Suppose (perverse p) halts. Examining the code for perverse, we see that (halting? p p) must evaluate to false, otherwise the answer (eternity 1) would be evaluated. But if (halting? p p) is false, then the last function in p, when given the argument p, must not halt. The last function in p is perverse. Thus (perverse p) does not halt, a contradiction.

Now suppose (perverse p) does not halt. Examining the code for perverse, we see that (halting? p p) must evaluate to true, otherwise the else case is reached. But if (halting? p p) is true, then the last function in p, when given the argument p, must halt. The last function in p is perverse. Thus (perverse p) does halt, a contradiction.

This proof is due to Alan Turing, from 1936. A few months after Alonzo Church defined the lambda calculus and showed that there was no function that could tell if two lambda calculus expressions were equivalent (a lengthy proof that drew heavily on Gödel’s incompleteness proof), Turing defined what is now known as a Turing machine (another theoretical model of computation) and showed that there was no Turing machine program that could tell if a Turing machine program could halt.
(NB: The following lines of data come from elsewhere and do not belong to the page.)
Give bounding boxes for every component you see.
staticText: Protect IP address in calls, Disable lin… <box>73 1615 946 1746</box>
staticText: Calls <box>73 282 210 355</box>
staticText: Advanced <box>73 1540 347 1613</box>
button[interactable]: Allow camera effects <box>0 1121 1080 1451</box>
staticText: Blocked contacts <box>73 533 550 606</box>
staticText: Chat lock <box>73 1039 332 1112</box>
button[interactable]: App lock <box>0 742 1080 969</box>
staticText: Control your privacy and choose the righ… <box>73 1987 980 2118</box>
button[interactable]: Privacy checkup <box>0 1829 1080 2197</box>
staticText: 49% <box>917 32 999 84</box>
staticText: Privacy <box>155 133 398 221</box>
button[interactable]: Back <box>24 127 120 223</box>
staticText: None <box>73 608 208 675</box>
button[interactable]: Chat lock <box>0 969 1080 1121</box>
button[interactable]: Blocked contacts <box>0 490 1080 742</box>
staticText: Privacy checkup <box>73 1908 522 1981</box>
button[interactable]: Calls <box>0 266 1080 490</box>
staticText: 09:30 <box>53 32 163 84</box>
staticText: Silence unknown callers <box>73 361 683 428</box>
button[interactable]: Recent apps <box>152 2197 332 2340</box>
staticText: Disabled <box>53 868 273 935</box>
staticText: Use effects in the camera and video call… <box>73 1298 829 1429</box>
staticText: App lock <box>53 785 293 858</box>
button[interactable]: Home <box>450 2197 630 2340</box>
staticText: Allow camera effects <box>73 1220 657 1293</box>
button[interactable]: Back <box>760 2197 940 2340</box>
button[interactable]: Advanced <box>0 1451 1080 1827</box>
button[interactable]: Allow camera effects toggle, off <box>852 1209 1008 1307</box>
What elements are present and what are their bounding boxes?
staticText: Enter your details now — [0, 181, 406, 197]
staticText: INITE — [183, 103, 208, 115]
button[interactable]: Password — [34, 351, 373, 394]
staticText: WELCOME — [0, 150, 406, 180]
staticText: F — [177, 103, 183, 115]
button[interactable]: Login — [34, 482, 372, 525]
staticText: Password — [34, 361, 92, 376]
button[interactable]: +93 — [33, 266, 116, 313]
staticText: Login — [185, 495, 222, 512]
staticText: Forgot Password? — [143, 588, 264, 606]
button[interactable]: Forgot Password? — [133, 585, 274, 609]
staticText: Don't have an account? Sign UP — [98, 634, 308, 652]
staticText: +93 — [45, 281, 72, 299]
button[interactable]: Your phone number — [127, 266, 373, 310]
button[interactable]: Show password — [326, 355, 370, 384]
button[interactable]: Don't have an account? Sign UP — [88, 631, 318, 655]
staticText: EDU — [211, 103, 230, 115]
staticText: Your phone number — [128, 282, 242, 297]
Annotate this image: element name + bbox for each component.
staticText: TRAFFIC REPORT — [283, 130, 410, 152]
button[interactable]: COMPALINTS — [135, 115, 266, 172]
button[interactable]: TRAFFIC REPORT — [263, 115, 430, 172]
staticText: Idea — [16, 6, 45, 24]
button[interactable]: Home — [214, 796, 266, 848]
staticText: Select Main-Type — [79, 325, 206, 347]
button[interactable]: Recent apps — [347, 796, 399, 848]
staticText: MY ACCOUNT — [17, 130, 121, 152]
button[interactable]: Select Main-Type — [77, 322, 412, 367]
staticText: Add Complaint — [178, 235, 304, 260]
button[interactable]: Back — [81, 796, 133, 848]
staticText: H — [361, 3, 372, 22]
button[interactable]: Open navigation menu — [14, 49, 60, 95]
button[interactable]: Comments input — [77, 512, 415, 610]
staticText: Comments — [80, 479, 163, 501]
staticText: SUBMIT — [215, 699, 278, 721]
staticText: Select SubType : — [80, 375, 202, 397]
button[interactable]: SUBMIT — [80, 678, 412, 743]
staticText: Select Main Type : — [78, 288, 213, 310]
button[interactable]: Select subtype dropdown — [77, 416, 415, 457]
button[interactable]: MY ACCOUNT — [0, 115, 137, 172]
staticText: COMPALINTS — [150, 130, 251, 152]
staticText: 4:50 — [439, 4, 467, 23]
That proof, adapted to Racket (which is just the lambda calculus with syntactic sugar for notational convenience) is what we’ve just seen.

Both Church and Turing were trying to demonstrate the impossibility of the formalist goal of an algorithm that could decide whether any statement in first-order predicate logic had a proof or not. Although their motivation was firmly centred in logic, the work of these two men had a major influence on the development of computer science.